Why This Is Asked
Multi-agent systems represent the frontier of applied AI engineering. They're also notoriously difficult to make reliable. Interviewers use this question to see if you can reason about emergent complexity — how individual agents' behaviors compose (or fail to compose) into a coherent system.
Key Concepts to Cover
- Orchestrator-subagent pattern — one agent coordinates many specialized agents
- Agent specialization — why specialized agents outperform generalist agents
- Communication protocols — how agents pass information and tasks
- Parallelization — running independent subtasks in parallel
- Error handling — what happens when a subagent fails
- Context sharing — how agents share state without redundancy
- Avoiding agent loops — preventing circular dependencies
- Observability — tracing execution across multiple agents
How to Approach This
1. Why Multi-Agent?
A single agent trying to write, review, test, and document code:
- Has a limited context window (can't hold all code in memory)
- Makes errors harder to isolate (which part of the task failed?)
- Can't parallelize subtasks
- Can't specialize — "jack of all trades, master of none"
Specialized agents each excel at their domain. The system is more capable than any single agent.
2. System Architecture: Orchestrator + Specialists
User Request
|
Orchestrator Agent
|-- Planner: break request into subtasks
|-- Assigns to specialists:
| |-- Architect Agent: design system, propose file structure
| |-- Coder Agent: implement code for each module
| |-- Reviewer Agent: review code for bugs and style
| |-- Test Agent: write and run tests
| |-- Doc Agent: generate documentation
|-- Synthesizer: combine outputs into final deliverable
3. Communication Patterns
Message passing: Agents communicate through a shared message bus or queue. Each agent reads tasks addressed to it and writes results to a shared store.
Shared state: A central state object (JSON document) that all agents read from and write to. Each agent updates the portion of state it owns.
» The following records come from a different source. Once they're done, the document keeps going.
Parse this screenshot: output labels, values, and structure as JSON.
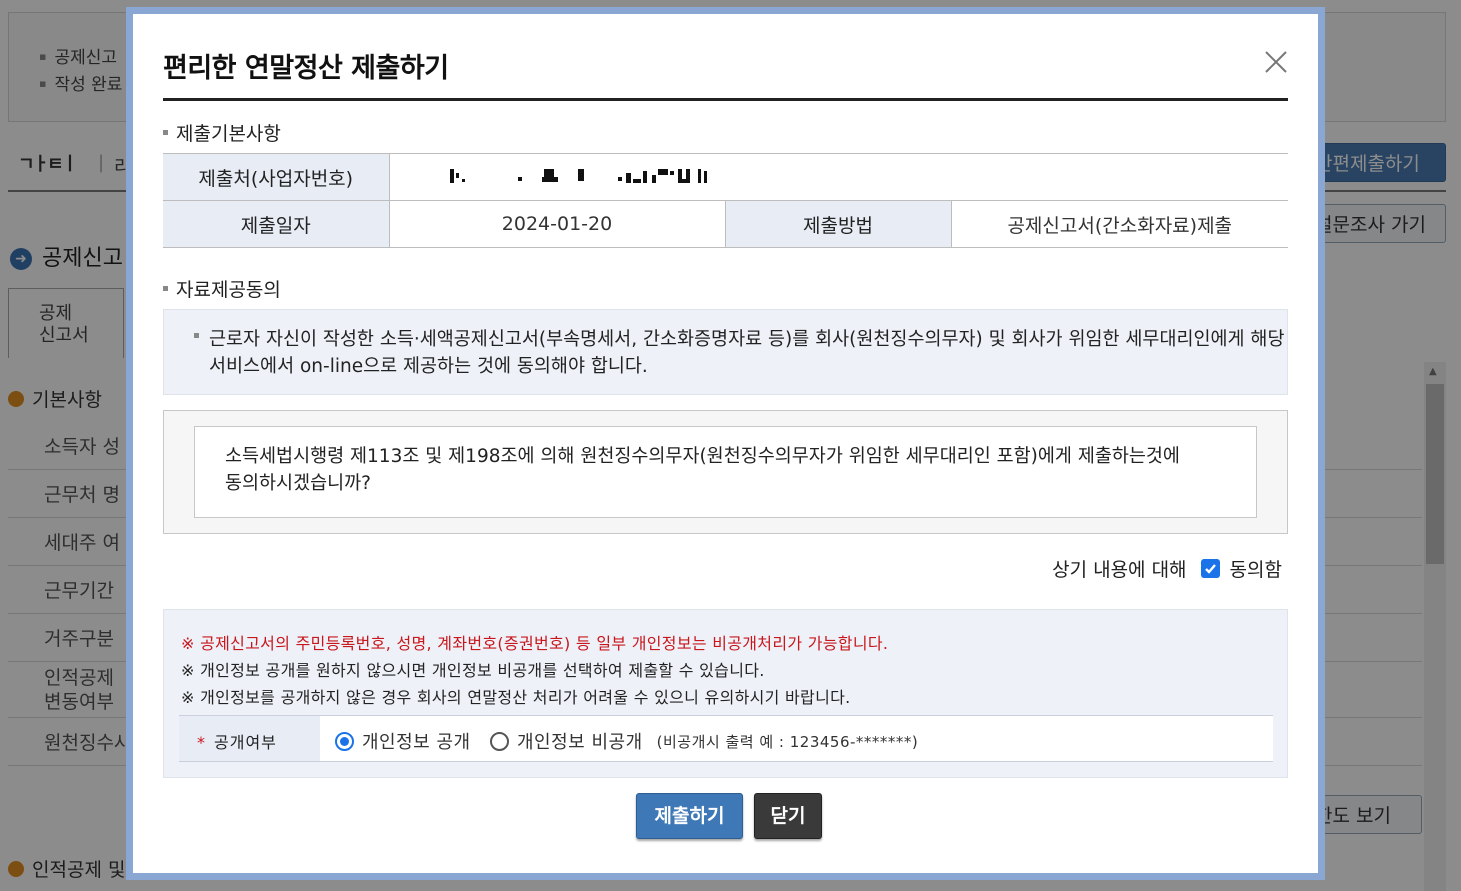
{
  "background": {
    "notice_items": [
      "공제신고",
      "작성 완료"
    ],
    "logo_text": "ㄱㅏㅌㅣ",
    "logo_tail": "리",
    "buttons": {
      "simple_submit": "간편제출하기",
      "survey": "설문조사 가기",
      "limit_view": "한도 보기"
    },
    "section_title": "공제신고",
    "tab_label_1": "공제",
    "tab_label_2": "신고서",
    "basic_section": "기본사항",
    "rows": [
      "소득자 성",
      "근무처 명",
      "세대주 여",
      "근무기간",
      "거주구분",
      "인적공제",
      "변동여부",
      "원천징수사"
    ],
    "bottom_section": "인적공제 및"
  },
  "modal": {
    "title": "편리한 연말정산 제출하기",
    "close_icon": "close-icon",
    "basic_info_title": "제출기본사항",
    "submit_to_label": "제출처(사업자번호)",
    "submit_date_label": "제출일자",
    "submit_date_value": "2024-01-20",
    "submit_method_label": "제출방법",
    "submit_method_value": "공제신고서(간소화자료)제출",
    "consent_title": "자료제공동의",
    "consent_info": "근로자 자신이 작성한 소득·세액공제신고서(부속명세서, 간소화증명자료 등)를 회사(원천징수의무자) 및 회사가 위임한 세무대리인에게 해당 서비스에서 on-line으로 제공하는 것에 동의해야 합니다.",
    "question_line1": "소득세법시행령 제113조 및 제198조에 의해 원천징수의무자(원천징수의무자가 위임한 세무대리인 포함)에게 제출하는것에",
    "question_line2": "동의하시겠습니까?",
    "consent_prefix": "상기 내용에 대해",
    "consent_checkbox_label": "동의함",
    "consent_checked": true,
    "privacy_notice_red": "※ 공제신고서의 주민등록번호, 성명, 계좌번호(증권번호) 등 일부 개인정보는 비공개처리가 가능합니다.",
    "privacy_notice_2": "※ 개인정보 공개를 원하지 않으시면 개인정보 비공개를 선택하여 제출할 수 있습니다.",
    "privacy_notice_3": "※ 개인정보를 공개하지 않은 경우 회사의 연말정산 처리가 어려울 수 있으니 유의하시기 바랍니다.",
    "disclosure_label": "공개여부",
    "disclosure_star": "*",
    "option_public": "개인정보 공개",
    "option_private": "개인정보 비공개",
    "option_hint": "(비공개시 출력 예 : 123456-*******)",
    "selected_option": "public",
    "submit_button": "제출하기",
    "close_button": "닫기"
  },
  "colors": {
    "modal_border": "#8aa7d3",
    "header_cell_bg": "#e8edf5",
    "notice_red": "#c8161d",
    "submit_blue": "#3e78b6",
    "close_dark": "#3a3a3a",
    "accent": "#1a73e8"
  }
}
Direct handoff: Orchestrator directly calls each subagent in sequence or in parallel, passing context explicitly. Simplest to reason about.
For most production systems, start with direct handoff — it's the easiest to debug and trace.
4. Parallelization
Independent tasks can run in parallel:
Orchestrator receives: "Build a user authentication module"
Sequential:
Architect -> Coder -> Reviewer -> Tester -> Docs (slow)
Parallel where possible:
Architect
|
Coder (backend) -- parallel -- Coder (frontend)
| |
Reviewer ---------- parallel -- Reviewer
| |
(merge results)
|
Tester (integration tests)
|
Doc Agent
5. Error Handling
When a subagent fails:
- Retry: Re-run the subagent with the same input (handles transient failures)
- Fallback: The orchestrator tries a different approach for the failed subtask
- Human escalation: If retries fail, surface the failure to a human with context
- Graceful degradation: Complete the task without the failing component where possible
Crucially, the orchestrator must handle failures gracefully without causing the whole system to fail.
6. Avoiding Agent Loops
Circular dependencies (Agent A calls Agent B which calls Agent A) can cause infinite loops:
- For static workflows: Define a clear DAG (directed acyclic graph) of agent dependencies up front. If the call graph is pre-defined, cycles are structurally impossible.
- For dynamic systems: When the orchestrator decides at runtime which agents to call, a pre-defined DAG cannot always be enforced. Instead: track the full call graph per request and detect if any agent is called with the same input a second time (cycle detection), set a maximum call depth, and require each agent call to advance measurable state.
- Maximum depth limit on agent calls (e.g., no agent can be called more than 3 times per session)
- Each agent call should make progress (move state forward) — detect and break cycles where state hasn't changed
7. Observability
With multiple agents, debugging is hard without tracing:
- Assign a unique trace ID to each top-level request
- Log every agent invocation with: agent name, input, output, duration, cost
- Build a timeline view of which agents ran, in what order, with what results
- Alert on: runaway chains (too many agent calls), excessive cost per request, agent failure rates
Common Follow-ups
-
"How do you prevent agents from duplicating work?" Use a shared task registry: when an agent picks up a subtask, it marks it as "in progress." Other agents check this before starting similar work. Alternatively, the orchestrator explicitly assigns non-overlapping tasks and maintains ownership.
-
"How do you evaluate a multi-agent system?" Evaluate end-to-end (did the final output meet requirements?) and per-agent (is each agent making good decisions?). Monitor: task completion rate, agent error rate, total cost and latency per request, human escalation rate. Replay production failures in a sandbox to understand failure chains.
-
"What's the difference between your system and a simple workflow/pipeline?" A workflow is pre-defined — step A always leads to step B. A multi-agent system is dynamic — the orchestrator decides at runtime which agents to call, in what order, based on intermediate results. The power of the multi-agent approach is this adaptability. The risk is unpredictability — use multi-agent only when the task genuinely requires dynamic adaptation.